We recently had an issue where generating large exports for users to download would suddenly just stop for no apparent reason. Because of the size of the exports the first thought was that the process would time out, but the server didn't return a timeout error to the browser, and the process didn't really run for long enough to hit the time limit set on the server.

Looking through the Laravel and Apache vhost logs where the errors would normally be logged didn't provide any hints as to what the issue was.
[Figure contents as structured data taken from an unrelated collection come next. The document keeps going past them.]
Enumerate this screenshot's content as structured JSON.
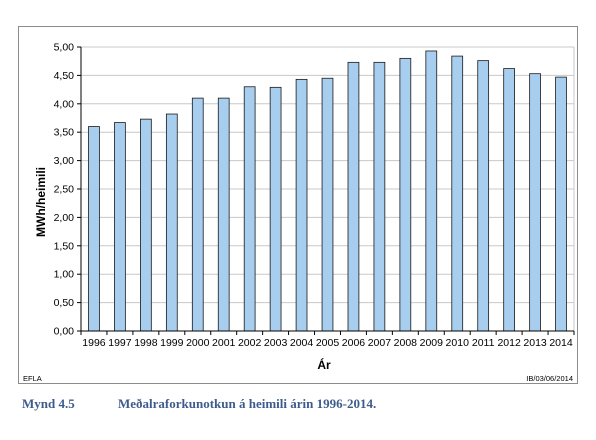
{
  "chart_data": {
    "type": "bar",
    "categories": [
      "1996",
      "1997",
      "1998",
      "1999",
      "2000",
      "2001",
      "2002",
      "2003",
      "2004",
      "2005",
      "2006",
      "2007",
      "2008",
      "2009",
      "2010",
      "2011",
      "2012",
      "2013",
      "2014"
    ],
    "values": [
      3.6,
      3.67,
      3.73,
      3.82,
      4.1,
      4.1,
      4.3,
      4.29,
      4.43,
      4.45,
      4.73,
      4.73,
      4.8,
      4.93,
      4.84,
      4.76,
      4.62,
      4.53,
      4.47
    ],
    "xlabel": "Ár",
    "ylabel": "MWh/heimili",
    "ylim": [
      0,
      5
    ],
    "yticks": [
      "0,00",
      "0,50",
      "1,00",
      "1,50",
      "2,00",
      "2,50",
      "3,00",
      "3,50",
      "4,00",
      "4,50",
      "5,00"
    ],
    "grid": true,
    "colors": {
      "bar_fill": "#a7cdef",
      "bar_stroke": "#1a1a1a",
      "grid": "#c8c8c8"
    }
  },
  "footer": {
    "left": "EFLA",
    "right": "IB/03/06/2014"
  },
  "caption": {
    "number": "Mynd 4.5",
    "text": "Meðalraforkunotkun á heimili árin 1996-2014."
  }
}
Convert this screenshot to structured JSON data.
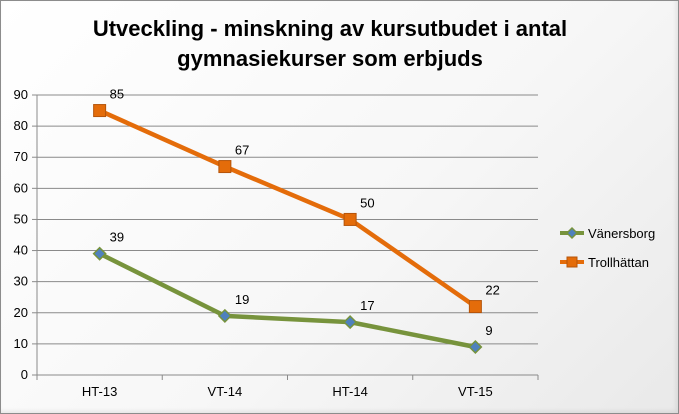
{
  "chart_data": {
    "type": "line",
    "title": "Utveckling - minskning av kursutbudet i antal\ngymnasiekurser som erbjuds",
    "xlabel": "",
    "ylabel": "",
    "categories": [
      "HT-13",
      "VT-14",
      "HT-14",
      "VT-15"
    ],
    "ylim": [
      0,
      90
    ],
    "yticks": [
      "0",
      "10",
      "20",
      "30",
      "40",
      "50",
      "60",
      "70",
      "80",
      "90"
    ],
    "grid": "horizontal",
    "legend": "right",
    "series": [
      {
        "name": "Vänersborg",
        "values": [
          39,
          19,
          17,
          9
        ],
        "labels": [
          "39",
          "19",
          "17",
          "9"
        ],
        "color": "#77933c",
        "marker": "diamond",
        "marker_color": "#4f81bd"
      },
      {
        "name": "Trollhättan",
        "values": [
          85,
          67,
          50,
          22
        ],
        "labels": [
          "85",
          "67",
          "50",
          "22"
        ],
        "color": "#e46c0a",
        "marker": "square",
        "marker_color": "#e46c0a"
      }
    ]
  }
}
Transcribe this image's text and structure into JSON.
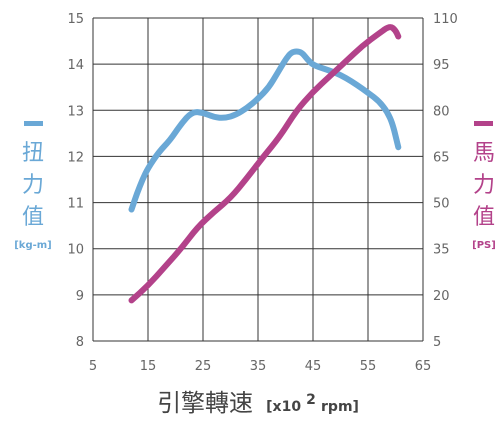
{
  "chart_data": {
    "type": "line",
    "grid": true,
    "x": {
      "ticks": [
        "5",
        "15",
        "25",
        "35",
        "45",
        "55",
        "65"
      ],
      "range": [
        5,
        65
      ],
      "label": "引擎轉速",
      "unit_prefix": "[x10",
      "unit_exp": "2",
      "unit_suffix": " rpm]"
    },
    "y_left": {
      "ticks": [
        "8",
        "9",
        "10",
        "11",
        "12",
        "13",
        "14",
        "15"
      ],
      "range": [
        8,
        15
      ],
      "label_chars": [
        "扭",
        "力",
        "值"
      ],
      "unit": "[kg-m]",
      "color": "#6aa8d6"
    },
    "y_right": {
      "ticks": [
        "5",
        "20",
        "35",
        "50",
        "65",
        "80",
        "95",
        "110"
      ],
      "range": [
        5,
        110
      ],
      "label_chars": [
        "馬",
        "力",
        "值"
      ],
      "unit": "[PS]",
      "color": "#b3428a"
    },
    "series": [
      {
        "axis": "left",
        "color": "#6aa8d6",
        "points": [
          [
            12,
            10.85
          ],
          [
            13,
            11.2
          ],
          [
            14,
            11.5
          ],
          [
            15,
            11.75
          ],
          [
            17,
            12.1
          ],
          [
            19,
            12.35
          ],
          [
            21,
            12.7
          ],
          [
            23,
            12.97
          ],
          [
            25,
            12.95
          ],
          [
            27,
            12.85
          ],
          [
            29,
            12.83
          ],
          [
            31,
            12.9
          ],
          [
            33,
            13.05
          ],
          [
            35,
            13.25
          ],
          [
            37,
            13.5
          ],
          [
            38.5,
            13.8
          ],
          [
            40,
            14.1
          ],
          [
            41,
            14.25
          ],
          [
            42,
            14.28
          ],
          [
            43,
            14.25
          ],
          [
            44,
            14.1
          ],
          [
            45,
            13.98
          ],
          [
            47,
            13.9
          ],
          [
            49,
            13.82
          ],
          [
            51,
            13.7
          ],
          [
            53,
            13.55
          ],
          [
            55,
            13.38
          ],
          [
            57,
            13.2
          ],
          [
            58.5,
            12.97
          ],
          [
            59.5,
            12.7
          ],
          [
            60.5,
            12.2
          ]
        ]
      },
      {
        "axis": "right",
        "color": "#b3428a",
        "points": [
          [
            12,
            18.2
          ],
          [
            15,
            23
          ],
          [
            18,
            29
          ],
          [
            21,
            35
          ],
          [
            24,
            42
          ],
          [
            27,
            47
          ],
          [
            30,
            51.5
          ],
          [
            33,
            58
          ],
          [
            36,
            65
          ],
          [
            39,
            71.5
          ],
          [
            42,
            80
          ],
          [
            45,
            86
          ],
          [
            48,
            91
          ],
          [
            51,
            96
          ],
          [
            54,
            101
          ],
          [
            57,
            105
          ],
          [
            59,
            107.5
          ],
          [
            60,
            106
          ],
          [
            60.5,
            104
          ]
        ]
      }
    ]
  }
}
Nothing was logged. After some more digging I found out that I could provoke an error in the general Apache log file.

[core:notice] [pid 3639] AH00052: child pid 52372 exit signal Segmentation fault (11)

It wasn't a lot to go on, but at least I had a reproducible error message. A segmentation fault (or segfault) means that a process tries to access a memory location that it isn't allowed to access, and for that reason it's killed by the operating system.

After following along the code to try to identify when the segfault actually happened, I concluded it was caused by a call too preg_match().

Finally I had something concrete to start debugging (aka Googling) for, and I finally found out which Stackoverflow question contained the answer.

In short the problem happens because the preg_* functions in PHP builds upon the PCRE library. In PCRE certain regular expressions are matched by using a lot of recursive calls, which uses up a lot of stack space. It is possible to set a limit on the amount of recursions allowed, but in PHP this limit defaults to 100.000 which is more than fits in the stack. Setting a more realistic limit for pcre.recursion_limit as suggested in the Stackoverflow thread solved my current issue, and if the limit should prove to be too low for my system's requirements, at least I will now get a proper error message to work from.

The Stackoverflow answer contains a more in-depth about the problem, the solution and other related issues. Definitely worth a read.